But it was not company that occupied all the hours of so busy a dame as our diarist. Though she had not to remodel her dresses in hot chase after the last novelty of the fashion-weekly, she had to superintend the manufacture of the stuff of which her maids’ gowns and her own morning-gowns were made, to say nothing of bed-and table-linen, etc. Bridget in our day seems to think that to do a family washing is a labor of Hercules. Yet seventy years ago before a towel could be washed the soap wherewith to cleanse it must be made at home; and this not by the aid of condensed lye or potash, but with lye drawn by a tedious process of filtering water through barrels or leach-tubs of hard-wood ashes. The “setting” of these tubs was one of the first labors of the spring, and to see that Silvy or Jim poured on the water at regular intervals, and did not continue pouring after the lye had become “too weak to bear up an egg,” was a part of Betsey’s daily duty for some weeks. Then came the soap-boiling in great iron kettles over the fire in the wide fireplace. Apparently, this was not always a certain operation. Science had not yet put her meddling but useful finger into the soap-pot, for madam sadly records that on the twenty-first of May she had superintended the soap-boiling, but had not been blessed with “good luck;” and on the third of June we find the suggestive entry, “Finished the soap-boiling to-day.” Eleven days—for we must of course count out the two Sundays—eleven days of greasy, odorous soap-boiling! We think that if we had been in madam’s slippers we should have allowed Sally, Silvy and the rest to try the virtues of the unaided waters of heaven upon the family washing, and when this ceased to be efficacious should have let the clothes be purified by fire. But upon second thoughts, no: it was too much trouble to make those clothes.
We are not yet through with the preparations for the washing. The ancient housewife could not do without starch for her “ruffs and cuffs and fardingales,” and for her lord’s elaborately plaited ruffles. Yet she could not buy a box of “Duryea’s best refined.” The starch, like the soap, must be made at home. “On this day,” writes our diarist, “had a bushel of wheat put in soak for starch;” and in another place we find the details of the starch-making process. The wheat was put into a tub and covered with water. As the chaff rose to the top it was skimmed off. Each day the water was carefully turned off, without disturbing the wheat, and fresh water was added, until after several days there was nothing left but a hard and perfectly white mass in the bottom of the tub. This mass was spread upon pewter platters and dried in the sun.

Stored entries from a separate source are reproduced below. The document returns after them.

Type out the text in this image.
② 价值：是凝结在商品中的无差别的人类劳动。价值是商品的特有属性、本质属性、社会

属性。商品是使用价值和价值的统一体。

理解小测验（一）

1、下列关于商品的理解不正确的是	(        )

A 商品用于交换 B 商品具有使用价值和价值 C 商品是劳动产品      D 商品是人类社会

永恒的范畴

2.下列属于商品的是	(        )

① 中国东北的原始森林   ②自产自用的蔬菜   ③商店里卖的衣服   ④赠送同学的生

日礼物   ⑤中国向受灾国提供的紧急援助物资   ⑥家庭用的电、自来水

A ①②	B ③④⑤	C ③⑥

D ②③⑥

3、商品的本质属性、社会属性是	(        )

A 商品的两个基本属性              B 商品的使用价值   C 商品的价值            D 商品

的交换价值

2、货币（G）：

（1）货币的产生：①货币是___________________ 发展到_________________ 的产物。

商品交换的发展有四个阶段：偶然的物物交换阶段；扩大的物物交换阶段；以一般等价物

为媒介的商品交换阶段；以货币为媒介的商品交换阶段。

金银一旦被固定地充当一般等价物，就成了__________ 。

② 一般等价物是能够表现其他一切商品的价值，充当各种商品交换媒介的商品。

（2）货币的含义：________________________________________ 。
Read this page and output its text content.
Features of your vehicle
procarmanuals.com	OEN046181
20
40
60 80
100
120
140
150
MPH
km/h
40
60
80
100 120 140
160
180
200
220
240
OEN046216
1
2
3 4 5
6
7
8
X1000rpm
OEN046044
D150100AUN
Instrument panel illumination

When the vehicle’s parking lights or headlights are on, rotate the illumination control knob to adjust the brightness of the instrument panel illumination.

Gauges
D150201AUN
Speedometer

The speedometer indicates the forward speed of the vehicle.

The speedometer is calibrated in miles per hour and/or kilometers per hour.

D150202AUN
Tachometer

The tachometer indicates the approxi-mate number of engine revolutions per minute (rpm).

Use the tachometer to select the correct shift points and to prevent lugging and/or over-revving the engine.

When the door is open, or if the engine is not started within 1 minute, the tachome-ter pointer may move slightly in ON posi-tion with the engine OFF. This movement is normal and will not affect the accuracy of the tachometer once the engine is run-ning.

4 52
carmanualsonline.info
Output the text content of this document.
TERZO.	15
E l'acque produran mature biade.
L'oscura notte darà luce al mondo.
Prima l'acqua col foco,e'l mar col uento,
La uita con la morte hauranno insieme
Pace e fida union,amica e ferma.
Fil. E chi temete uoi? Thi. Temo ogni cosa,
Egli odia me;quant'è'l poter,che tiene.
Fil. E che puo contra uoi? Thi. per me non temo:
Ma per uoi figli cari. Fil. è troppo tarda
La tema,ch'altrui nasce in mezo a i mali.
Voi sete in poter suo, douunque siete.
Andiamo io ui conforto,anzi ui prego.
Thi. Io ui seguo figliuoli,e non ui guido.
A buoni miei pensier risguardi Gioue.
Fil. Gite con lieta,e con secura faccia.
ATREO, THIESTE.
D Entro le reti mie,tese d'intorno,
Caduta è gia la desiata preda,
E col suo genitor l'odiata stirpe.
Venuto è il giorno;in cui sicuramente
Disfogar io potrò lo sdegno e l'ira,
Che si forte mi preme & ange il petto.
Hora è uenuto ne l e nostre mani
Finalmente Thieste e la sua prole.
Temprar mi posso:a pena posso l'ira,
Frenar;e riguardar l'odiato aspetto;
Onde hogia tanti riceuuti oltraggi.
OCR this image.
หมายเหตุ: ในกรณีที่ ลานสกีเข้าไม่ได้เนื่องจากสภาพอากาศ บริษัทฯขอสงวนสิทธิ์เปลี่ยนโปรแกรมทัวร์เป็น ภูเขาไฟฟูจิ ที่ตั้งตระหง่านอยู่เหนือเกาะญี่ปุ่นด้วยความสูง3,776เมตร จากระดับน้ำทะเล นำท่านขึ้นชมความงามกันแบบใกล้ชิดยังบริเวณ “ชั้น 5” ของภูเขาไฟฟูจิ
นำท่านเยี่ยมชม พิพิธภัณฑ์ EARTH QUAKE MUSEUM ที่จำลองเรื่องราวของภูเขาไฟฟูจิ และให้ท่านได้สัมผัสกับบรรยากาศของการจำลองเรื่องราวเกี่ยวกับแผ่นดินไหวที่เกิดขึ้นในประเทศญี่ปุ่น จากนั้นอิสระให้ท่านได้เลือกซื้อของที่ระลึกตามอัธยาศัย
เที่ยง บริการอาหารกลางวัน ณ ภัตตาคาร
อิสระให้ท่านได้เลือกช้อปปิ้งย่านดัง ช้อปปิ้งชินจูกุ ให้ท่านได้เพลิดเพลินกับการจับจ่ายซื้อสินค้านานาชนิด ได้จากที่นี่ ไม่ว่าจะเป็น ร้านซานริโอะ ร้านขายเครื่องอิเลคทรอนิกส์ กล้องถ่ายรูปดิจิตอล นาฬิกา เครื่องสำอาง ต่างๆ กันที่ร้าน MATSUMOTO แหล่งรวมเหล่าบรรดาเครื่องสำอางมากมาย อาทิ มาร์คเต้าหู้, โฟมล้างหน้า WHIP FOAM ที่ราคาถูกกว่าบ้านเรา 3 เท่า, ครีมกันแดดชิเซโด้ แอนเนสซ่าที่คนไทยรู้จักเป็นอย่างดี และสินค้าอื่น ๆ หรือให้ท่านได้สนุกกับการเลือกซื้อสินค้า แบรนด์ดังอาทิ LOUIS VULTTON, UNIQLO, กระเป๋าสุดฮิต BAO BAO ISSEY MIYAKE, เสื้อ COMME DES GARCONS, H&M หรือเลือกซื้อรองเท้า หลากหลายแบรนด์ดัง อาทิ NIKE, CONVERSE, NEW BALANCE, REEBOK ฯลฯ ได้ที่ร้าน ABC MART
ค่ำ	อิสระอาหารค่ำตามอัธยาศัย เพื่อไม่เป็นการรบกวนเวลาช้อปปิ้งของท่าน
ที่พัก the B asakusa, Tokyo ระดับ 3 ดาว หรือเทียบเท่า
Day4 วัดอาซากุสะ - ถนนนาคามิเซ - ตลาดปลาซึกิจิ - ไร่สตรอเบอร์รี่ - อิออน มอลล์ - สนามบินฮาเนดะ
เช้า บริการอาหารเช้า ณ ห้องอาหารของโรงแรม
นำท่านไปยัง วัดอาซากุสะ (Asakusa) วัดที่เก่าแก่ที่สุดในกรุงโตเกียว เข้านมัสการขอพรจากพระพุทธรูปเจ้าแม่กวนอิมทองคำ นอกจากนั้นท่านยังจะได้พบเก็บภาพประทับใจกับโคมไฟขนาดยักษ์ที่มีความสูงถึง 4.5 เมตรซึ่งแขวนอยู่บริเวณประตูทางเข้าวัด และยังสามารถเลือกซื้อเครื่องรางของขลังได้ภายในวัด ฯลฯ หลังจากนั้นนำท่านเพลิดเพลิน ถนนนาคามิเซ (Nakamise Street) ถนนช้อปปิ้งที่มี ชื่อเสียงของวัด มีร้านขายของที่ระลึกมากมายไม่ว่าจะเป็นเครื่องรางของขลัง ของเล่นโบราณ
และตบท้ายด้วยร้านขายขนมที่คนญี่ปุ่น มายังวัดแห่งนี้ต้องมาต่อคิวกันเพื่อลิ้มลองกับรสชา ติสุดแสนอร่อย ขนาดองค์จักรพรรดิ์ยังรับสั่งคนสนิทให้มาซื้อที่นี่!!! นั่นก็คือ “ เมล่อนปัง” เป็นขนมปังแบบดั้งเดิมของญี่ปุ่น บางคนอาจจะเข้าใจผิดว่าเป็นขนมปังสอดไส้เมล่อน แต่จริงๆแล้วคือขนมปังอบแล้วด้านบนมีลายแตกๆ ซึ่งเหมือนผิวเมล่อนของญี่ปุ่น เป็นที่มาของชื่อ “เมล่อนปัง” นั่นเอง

Another sore trouble was the breadmaking. The great wheat-fields of the West were not then opened, and we find that the wheat was frequently “smutty;” hence, that “the barrel was bad,” which must sorely have tried the soul of the good housewife. Woe be to Silvy if that damsel did not carry herself gingerly on the baking-day when the long, flat shovel removed from the cavernous brick oven only heavy and sticky lumps of baked dough, in place of the light white loaves which the painstaking housewife had a right to expect!